Your smartphone could tell how drunk you are by listening to you talk
Anyone who's been to karaoke night at a bar knows just how dramatically altered our voices get after throwing back a few drinks. Scientists have now shown that analyzing these vocal changes is a surprisingly good way to see just how drunk we are.
In efforts to protect ourselves from ourselves, scientists have been pursuing various self-analyzing options over the years to determine when we've had too much to drink. We've seen a smartphone app that analyzed eye patterns; a pressure-sensing driver's seat; sweat-analyzing sensors; and even talking urinal cakes, all designed to gauge our level of inebriation and – hopefully – help us make better choices, like calling an Uber instead driving if we're too drunk.
Now, researchers at Stanford Medicine and the University of Toronto believe they may have found another way to provide instant feedback on our states of inebriation. They conducted a small study in which they gave each of 18 adults a dose of alcohol based on their body weight. They also had them read a tongue-twister while being recorded by a smartphone placed one to two feet away. They read one before the drinks and then hourly afterwards. Their blood alcohol levels were also monitored every 30 minutes for the seven hours of the study.

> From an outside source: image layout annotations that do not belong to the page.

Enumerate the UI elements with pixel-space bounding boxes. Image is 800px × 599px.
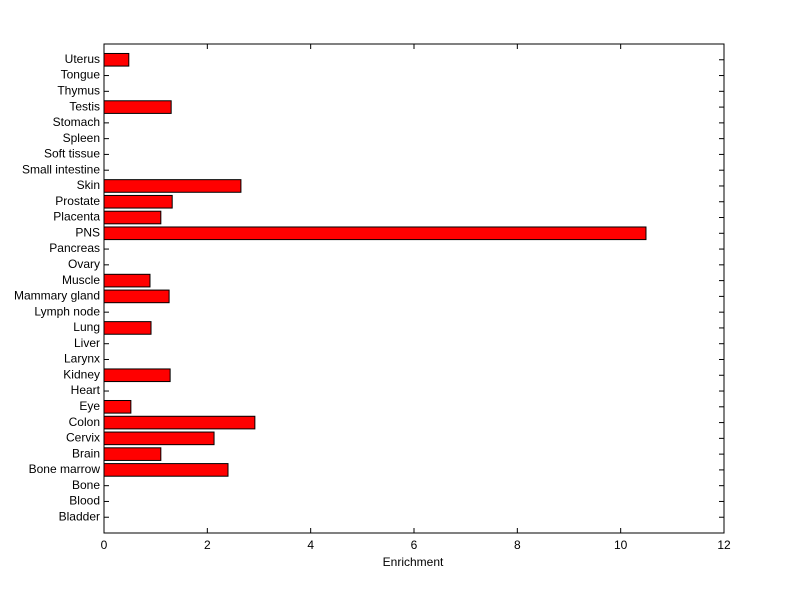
bar [103,399,132,414]
x-tick-label: 8 [514,538,521,552]
y-tick-label: Lymph node [34,304,100,318]
y-tick-label: Muscle [62,273,100,287]
bar [103,210,162,225]
y-tick-label: Cervix [66,431,100,445]
y-tick-label: Ovary [68,257,100,271]
y-tick-label: Prostate [55,194,100,208]
x-tick-label: 0 [101,538,108,552]
y-tick-label: PNS [75,225,100,239]
bar [103,368,171,383]
y-tick-label: Soft tissue [44,147,100,161]
x-tick-label: 12 [717,538,731,552]
x-tick-label: 2 [204,538,211,552]
y-tick-label: Blood [69,494,100,508]
bar [103,273,151,288]
bar [103,226,647,241]
y-tick-label: Uterus [65,52,100,66]
y-tick-label: Eye [79,399,100,413]
y-tick-label: Thymus [57,83,100,97]
bar [103,179,242,193]
bar [103,463,229,477]
y-tick-label: Testis [69,99,100,113]
y-tick-label: Pancreas [49,241,100,255]
x-tick-label: 6 [411,538,418,552]
x-axis-label: Enrichment [383,555,444,569]
y-tick-label: Bone [72,478,100,492]
bar [103,194,173,209]
bar [103,100,172,114]
bar [103,289,170,304]
bar [103,431,215,446]
y-tick-label: Kidney [63,367,100,381]
bar [103,415,256,430]
y-tick-label: Bone marrow [29,462,101,476]
y-tick-label: Skin [77,178,100,192]
y-tick-label: Stomach [53,115,100,129]
y-tick-label: Mammary gland [14,289,100,303]
bar [103,447,162,461]
x-tick-label: 10 [614,538,628,552]
y-tick-label: Tongue [61,68,101,82]
y-tick-label: Larynx [64,352,100,366]
y-tick-label: Colon [69,415,100,429]
plot-frame [103,43,725,534]
y-tick-label: Small intestine [22,162,100,176]
y-tick-label: Heart [71,383,101,397]
y-tick-label: Lung [73,320,100,334]
y-tick-label: Placenta [53,210,100,224]
bar [103,52,130,67]
y-tick-label: Spleen [63,131,100,145]
y-tick-label: Bladder [59,509,100,523]
x-tick-label: 4 [307,538,314,552]
y-tick-label: Brain [72,446,100,460]
y-tick-label: Liver [74,336,100,350]
bar [103,321,152,335]
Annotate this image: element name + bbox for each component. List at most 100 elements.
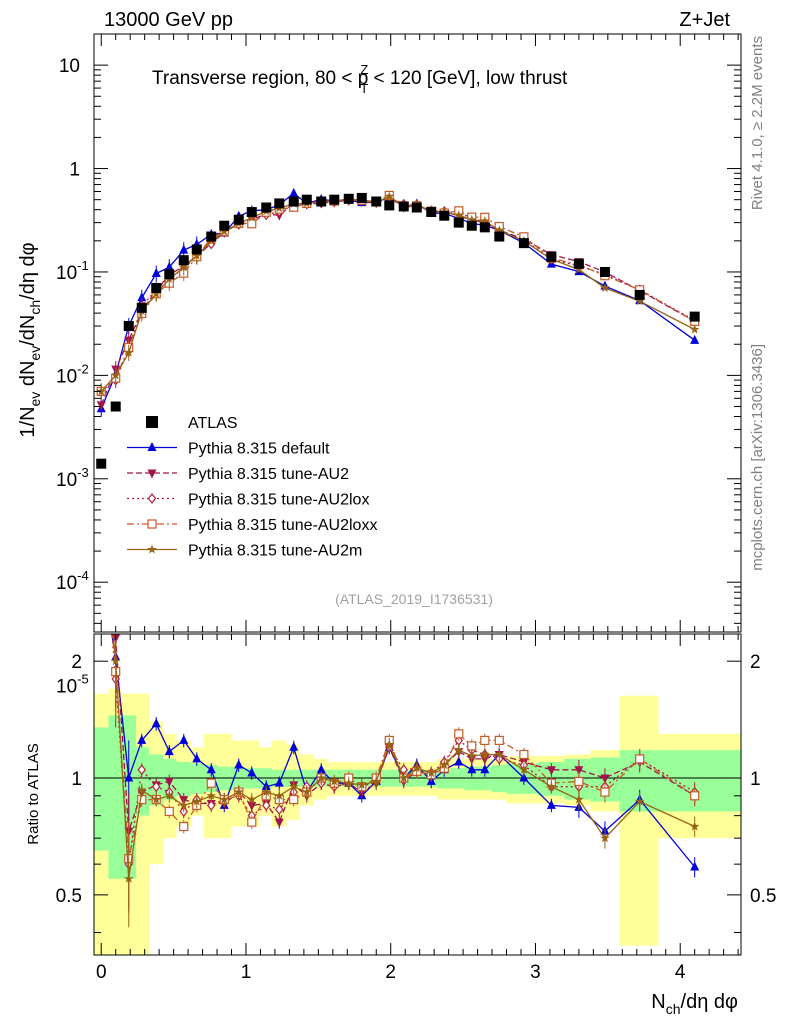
atlas-point-35 <box>689 311 700 322</box>
legend-label-5: Pythia 8.315 tune-AU2m <box>188 543 362 560</box>
energy-label: 13000 GeV pp <box>104 9 233 31</box>
series-atlas <box>96 192 700 469</box>
plot-title-sub: T <box>360 81 368 96</box>
syst-band-34 <box>619 695 659 946</box>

Next, they broke the vocal recordings down into one-second increments and analyzed them using metrics including pitch and frequency. Once the database was built, the researchers found that it could accurately predict intoxication levels correctly an impressive 98% of the time.
"The accuracy of our model genuinely took me by surprise," said lead researcher Brian Suffoletto, associate professor of emergency medicine at Stanford. "While we aren’t pioneers in highlighting the changes in speech characteristics during alcohol intoxication, I firmly believe our superior accuracy stems from our application of cutting-edge advancements in signal processing, acoustic analysis, and machine learning."
The researchers believe that incorporating their system into smartphones and allowing it access to the microphone could be a way to monitor users' intoxication levels, and send alerts when it senses that someone is too drunk to drive.
"While one solution could be to frequently check in with someone to gauge their alcohol consumption, doing so could backfire by being annoying at best, or by prompting drinking at worst," said Suffoletto. "So, imagine if we had a tool capable of passively sampling data from an individual as they went about their daily routines and surveil for changes that could indicate a drinking episode to know when they need help."
Suffoloetto says such a system could also be combined with other phone capabilities, such as the using the accelerometer to check for unusual gait patterns or a system to analyze texts for changes in communication patterns that might indicate inebriation. Doing so could create an intervention while someone is still capable of being responsive to it, says Suffoletto.
"Timing is paramount when targeting the optimal moment for receptivity and the relevance of real-time support," he says. "For instance, as someone initiates drinking, a reminder of their consumption limits can be impactful. However, once they’re significantly intoxicated, the efficacy of such interventions diminishes."
Suffoletto indicates the need for more studies to expand upon his findings, and to create a database with more vocal samples from a broader range of participants.
The current findings have been published in the Journal of Studies on Alcohol and Drugs.